RDF graphs by their nature do not define any ordering, so a selector expression like foaf:knows will return its results in arbitrary order. When we expect the result to contain more than one node, it is often useful to ensure a predictable (repeatable) ordering of the resulting nodes.
Sorting can be applied at any point in the chain of traversals, by giving a sort expression enclosed in parentheses (()). The sort expression can be a complete selector expression (including multiple traversals, nested sorts, and any other selector features). The set of nodes in the traversal are then sorted by evaluating the sort expression for each node, and sorting with these values as keys. The sort expression may optionally be prepended with ~ to indicate a reverse sort.
For example, given an author as a starting node, !dc:creator(dc:title#comparable-lv) would evaluate to the works created by that author, ordered by the title of each work.
Note that the sort expression must always evaluate to a Java object which implements Comparable, so it is typically necessary to apply the comparable-lv adaptation in the sort expression.
If one expression is not enough to uniquely sort each item in the result, multiple sort expressions can be specified using , to separate them.
A sort expression may optionally be followed by a subscript [n], indicating that only the n-th node in the result should be selected. For example, !dc:creator(~dc:date)[0]/dc:title might be used to select the title of an author’s most recent work.
Selector expressions can be chained together using |. The result of the expression will be the result of each sub-expression chained together in sequence. For example: !dc:creator | !bibo:translator.
The following classes in the au.id.djc.rdftemplate.selector package are relevant for compiling and evaluating selector expressions:
This interface represents the compiled version of a selector expression. It is parametrised on the result type of the expression.
Returns the result type of this selector expression. (This is the runtime class of the type parameter T.) For a simple traversal this will be RDFNode, or if an adaptation is applied to the selector expression it will be the result type of the adaptation (such as String or Object).
A convenience method to cast the type parameter of this Selector. Always returns this instance. Just a dumb hack to keep Java’s static type checking happy.
Use this class to compile selector expressions into Selector instances. Instances of this class can safely be shared across threads (for example, as singleton beans in Spring).
Compiles the given selector expression into a Selector instance.
Selector<RDFNode> s1 = factory.get("foaf:knows").withResultType(RDFNode.class);
Selector<String> s2 = factory.get("foaf:knows/foaf:name#string-lv").withResultType(String.class);
Configures a custom AdaptationFactory implementation for selectors created by this factory. If this setter is not called, an instance of DefaultAdaptationFactory will be used.
Configures a custom PredicateResolver implementation for selectors created by this factory. If this setter is not called, an instance of DefaultPredicateResolver will be used.
Configure namespace prefix mappings for selectors created by this factory.

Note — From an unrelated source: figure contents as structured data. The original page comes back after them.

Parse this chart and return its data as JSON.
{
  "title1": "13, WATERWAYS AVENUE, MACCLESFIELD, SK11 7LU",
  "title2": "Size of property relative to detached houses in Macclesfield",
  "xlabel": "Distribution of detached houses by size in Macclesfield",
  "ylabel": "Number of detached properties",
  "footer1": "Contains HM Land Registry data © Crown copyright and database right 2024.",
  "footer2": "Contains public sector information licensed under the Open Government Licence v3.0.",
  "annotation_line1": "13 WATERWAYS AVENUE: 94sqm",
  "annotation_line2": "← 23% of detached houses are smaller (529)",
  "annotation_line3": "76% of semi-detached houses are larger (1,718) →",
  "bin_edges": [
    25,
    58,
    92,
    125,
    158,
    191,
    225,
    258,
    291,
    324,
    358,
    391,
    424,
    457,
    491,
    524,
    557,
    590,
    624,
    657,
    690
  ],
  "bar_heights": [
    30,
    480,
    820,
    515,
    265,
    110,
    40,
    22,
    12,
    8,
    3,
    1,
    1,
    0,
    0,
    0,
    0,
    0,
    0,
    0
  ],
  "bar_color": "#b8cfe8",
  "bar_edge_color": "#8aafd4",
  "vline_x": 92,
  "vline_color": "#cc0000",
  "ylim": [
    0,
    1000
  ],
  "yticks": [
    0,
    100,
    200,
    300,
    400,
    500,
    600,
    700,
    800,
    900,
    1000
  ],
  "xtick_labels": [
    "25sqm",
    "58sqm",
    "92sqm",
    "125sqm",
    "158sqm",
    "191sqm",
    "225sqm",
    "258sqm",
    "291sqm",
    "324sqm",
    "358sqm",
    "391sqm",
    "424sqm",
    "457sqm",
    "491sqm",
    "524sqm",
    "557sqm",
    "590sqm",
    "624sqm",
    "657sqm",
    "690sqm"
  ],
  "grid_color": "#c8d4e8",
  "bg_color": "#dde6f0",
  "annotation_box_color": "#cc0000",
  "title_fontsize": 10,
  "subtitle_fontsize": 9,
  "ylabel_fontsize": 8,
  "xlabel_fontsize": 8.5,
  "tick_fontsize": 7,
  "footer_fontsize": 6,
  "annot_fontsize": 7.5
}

If this setter is not called, no namespace prefixes will be defined.
Implement this interface if you would like to use custom adaptations in your selector expressions.
Your implementation should fall back to a DefaultAdaptationFactory instance, so that selector expressions have access to the builtin adaptations in addition to your custom ones.
Implement this interface if you would like to use custom predicates in your selector expressions.
Your implementation should fall back to a DefaultPredicateResolver instance, so that selector expressions have access to the builtin predicates in addition to your custom ones.
Wrap an AntlrSelectorFactory with this class if you want to avoid compiling selectors anew every time. Do not use this class if the number of different selector expressions is unbounded, as it will cause heap exhaustion.